I couldn’t make it past the opening credits.
From the second the 1940’s western music (how artsy) warbled over the hand-scribbled title cards (so original) it brought back every horrifying moment of that wasted afternoon in 2009. From the painfully long opening scene where Christoph Waltz drinks milk before massacring some hiding Jews to the completely unnecessary detour where Waltz talks about strudel for 10 minutes, it all came flooding back like a long-repressed nightmare. Basterds (it never gets old), like every other Tarantino film, suffers from the over-inflated ego of the wannabe auteur from behind the camera. Where story, characters, themes and common decency are swept aside in order to show how clever the director is. And for the record, I fail to see how long, meandering dialogue scenes intercut with scenes of violence so grotesque it would make the creepy guy from Saw say “take it down a notch” qualifies as innovative filmmaking. It’s the artistic equivalent of doing your taxes and getting punched in the gut every 15 minutes except it gets Tarantino Oscars and gives Harvey Weinstein heart palpitations. 

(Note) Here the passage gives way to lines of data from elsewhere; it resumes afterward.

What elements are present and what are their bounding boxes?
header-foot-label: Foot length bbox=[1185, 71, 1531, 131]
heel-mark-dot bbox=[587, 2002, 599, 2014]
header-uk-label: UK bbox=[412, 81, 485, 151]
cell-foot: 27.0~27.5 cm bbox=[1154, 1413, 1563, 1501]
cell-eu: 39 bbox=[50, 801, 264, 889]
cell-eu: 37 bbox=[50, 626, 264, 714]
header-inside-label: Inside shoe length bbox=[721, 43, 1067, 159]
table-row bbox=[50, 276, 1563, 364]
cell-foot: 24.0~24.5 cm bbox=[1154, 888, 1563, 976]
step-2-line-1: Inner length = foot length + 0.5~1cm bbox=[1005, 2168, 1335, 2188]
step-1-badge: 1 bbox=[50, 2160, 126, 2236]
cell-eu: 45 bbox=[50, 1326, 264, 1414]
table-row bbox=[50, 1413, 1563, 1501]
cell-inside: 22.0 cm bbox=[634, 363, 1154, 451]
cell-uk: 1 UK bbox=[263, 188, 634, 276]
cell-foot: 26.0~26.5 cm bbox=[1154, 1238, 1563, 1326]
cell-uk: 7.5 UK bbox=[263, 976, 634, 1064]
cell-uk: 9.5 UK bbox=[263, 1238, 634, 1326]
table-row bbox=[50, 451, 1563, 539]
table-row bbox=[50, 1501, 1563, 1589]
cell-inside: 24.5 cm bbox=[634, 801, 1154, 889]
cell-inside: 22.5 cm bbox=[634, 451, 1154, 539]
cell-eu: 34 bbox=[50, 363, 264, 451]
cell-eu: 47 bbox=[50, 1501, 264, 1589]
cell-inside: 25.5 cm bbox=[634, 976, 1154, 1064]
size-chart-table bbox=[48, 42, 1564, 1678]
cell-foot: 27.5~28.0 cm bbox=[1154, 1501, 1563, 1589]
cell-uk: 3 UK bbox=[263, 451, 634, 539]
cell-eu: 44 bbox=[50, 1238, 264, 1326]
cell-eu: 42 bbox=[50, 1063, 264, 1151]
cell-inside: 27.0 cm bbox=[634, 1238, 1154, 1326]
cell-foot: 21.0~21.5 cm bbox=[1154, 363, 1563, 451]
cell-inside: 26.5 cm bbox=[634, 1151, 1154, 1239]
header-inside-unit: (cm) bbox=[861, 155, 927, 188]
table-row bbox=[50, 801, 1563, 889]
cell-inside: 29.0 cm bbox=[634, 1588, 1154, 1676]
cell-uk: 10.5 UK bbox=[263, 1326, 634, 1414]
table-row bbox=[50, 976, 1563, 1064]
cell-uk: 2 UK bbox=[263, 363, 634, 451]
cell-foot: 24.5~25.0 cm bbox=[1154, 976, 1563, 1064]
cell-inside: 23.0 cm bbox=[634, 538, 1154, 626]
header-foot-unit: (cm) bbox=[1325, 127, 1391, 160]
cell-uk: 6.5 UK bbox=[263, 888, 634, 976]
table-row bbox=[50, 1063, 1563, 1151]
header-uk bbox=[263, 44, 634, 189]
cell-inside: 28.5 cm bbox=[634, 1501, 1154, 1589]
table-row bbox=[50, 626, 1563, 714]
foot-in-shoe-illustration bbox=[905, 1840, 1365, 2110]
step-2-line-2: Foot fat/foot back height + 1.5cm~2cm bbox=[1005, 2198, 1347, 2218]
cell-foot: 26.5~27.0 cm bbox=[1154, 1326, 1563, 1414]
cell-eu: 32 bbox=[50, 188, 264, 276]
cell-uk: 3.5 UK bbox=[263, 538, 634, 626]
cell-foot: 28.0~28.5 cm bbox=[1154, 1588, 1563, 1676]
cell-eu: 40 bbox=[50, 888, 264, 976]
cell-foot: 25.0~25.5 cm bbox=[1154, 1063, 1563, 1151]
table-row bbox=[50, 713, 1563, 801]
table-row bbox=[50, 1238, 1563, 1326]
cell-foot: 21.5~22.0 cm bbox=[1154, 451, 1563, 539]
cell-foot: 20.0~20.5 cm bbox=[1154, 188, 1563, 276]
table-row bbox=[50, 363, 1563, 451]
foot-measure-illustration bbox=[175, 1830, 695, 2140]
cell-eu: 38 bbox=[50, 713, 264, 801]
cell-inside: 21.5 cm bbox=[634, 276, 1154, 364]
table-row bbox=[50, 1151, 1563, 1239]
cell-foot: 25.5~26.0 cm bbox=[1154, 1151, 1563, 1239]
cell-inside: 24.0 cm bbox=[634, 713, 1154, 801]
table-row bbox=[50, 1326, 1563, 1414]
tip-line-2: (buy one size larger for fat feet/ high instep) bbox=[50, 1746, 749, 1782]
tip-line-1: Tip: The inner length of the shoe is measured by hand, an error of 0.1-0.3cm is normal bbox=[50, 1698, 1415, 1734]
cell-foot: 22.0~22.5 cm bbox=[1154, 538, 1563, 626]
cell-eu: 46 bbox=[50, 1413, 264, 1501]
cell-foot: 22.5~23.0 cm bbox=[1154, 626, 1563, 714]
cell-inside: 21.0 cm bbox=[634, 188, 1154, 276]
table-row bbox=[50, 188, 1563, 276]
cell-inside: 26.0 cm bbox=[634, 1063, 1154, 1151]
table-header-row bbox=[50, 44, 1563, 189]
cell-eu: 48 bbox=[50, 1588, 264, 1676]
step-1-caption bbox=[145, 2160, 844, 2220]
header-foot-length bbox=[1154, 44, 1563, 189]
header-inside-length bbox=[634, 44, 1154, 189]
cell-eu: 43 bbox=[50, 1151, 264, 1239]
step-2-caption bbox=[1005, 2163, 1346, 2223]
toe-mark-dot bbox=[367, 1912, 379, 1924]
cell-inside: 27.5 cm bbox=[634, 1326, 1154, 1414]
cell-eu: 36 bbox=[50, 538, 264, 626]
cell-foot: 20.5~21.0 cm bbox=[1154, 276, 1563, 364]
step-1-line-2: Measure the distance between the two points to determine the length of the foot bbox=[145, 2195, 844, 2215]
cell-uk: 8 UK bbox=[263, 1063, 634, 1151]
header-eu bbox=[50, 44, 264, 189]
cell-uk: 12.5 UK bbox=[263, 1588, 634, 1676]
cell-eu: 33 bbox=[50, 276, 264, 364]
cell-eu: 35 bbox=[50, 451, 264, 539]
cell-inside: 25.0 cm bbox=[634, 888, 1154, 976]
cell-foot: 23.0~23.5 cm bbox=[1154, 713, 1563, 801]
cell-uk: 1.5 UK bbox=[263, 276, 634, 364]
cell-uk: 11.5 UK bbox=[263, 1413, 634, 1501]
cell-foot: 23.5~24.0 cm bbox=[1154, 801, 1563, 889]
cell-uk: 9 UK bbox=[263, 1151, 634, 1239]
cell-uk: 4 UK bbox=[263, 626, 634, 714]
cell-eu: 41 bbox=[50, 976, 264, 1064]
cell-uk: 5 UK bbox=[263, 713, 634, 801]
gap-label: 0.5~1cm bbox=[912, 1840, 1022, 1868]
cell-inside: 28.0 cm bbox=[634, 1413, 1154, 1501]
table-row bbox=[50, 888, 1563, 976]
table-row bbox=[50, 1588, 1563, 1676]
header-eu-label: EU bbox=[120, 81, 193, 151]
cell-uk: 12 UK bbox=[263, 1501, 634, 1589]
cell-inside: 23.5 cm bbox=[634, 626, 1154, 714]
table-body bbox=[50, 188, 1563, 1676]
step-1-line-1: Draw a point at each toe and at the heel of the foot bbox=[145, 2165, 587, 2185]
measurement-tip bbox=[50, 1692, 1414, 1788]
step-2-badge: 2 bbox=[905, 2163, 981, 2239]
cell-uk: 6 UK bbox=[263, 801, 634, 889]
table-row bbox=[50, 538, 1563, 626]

But where such cinematic self-aggrandizing is a mild annoyance in Pulp Fiction or Reservoir Dogs, it becomes far more offensive in a movie about World War II. From 1939-1945, anywhere from 50-80 million people died as a direct result of WWII which, at the time, was around 3% of the world’s population. Many of those killed were civilians. Women, children, and the elderly who had committed no crime other than being of a certain nationality, race, religion or sexual orientation. It was the greatest single source of human misery in recorded history. So what does our emotionally-stunted Tarantino do? He uses this miserable backdrop as his playground, changing history in order to play out his bizarre fantasies. It takes a special kind of narcissist to think you’re the guy who can make a movie where Hitler is killed, the good guys win and we all go home. I’m frankly shocked he didn’t make a pilgrimage to Israel with the expectation that he should be thanked for making everything all better. 
That’s not to say any WWII movie must be made with utmost reverence and pin-point historical accuracy. Charlie Chaplin’s "The Great Dictator” is a perfect example of how humor can be used to give insightful, meaningful commentary. The difference here is that Chaplin used Hitler and the Nazis to satirize the Axis Powers and comment on the danger nationalism can pose generally. What Tarantino did in Basterds, and what he always does in his movies, is use the film to highlight his own perceived brilliance.  
Thankfully Tarantino’s delusional belief that he can go back and remedy historical horrors is a one-time thing. I mean, can you imagine if he tried to do it again? Like with, say, slavery? And wrote a script where he used the n-word 113 times? That would be just crazy.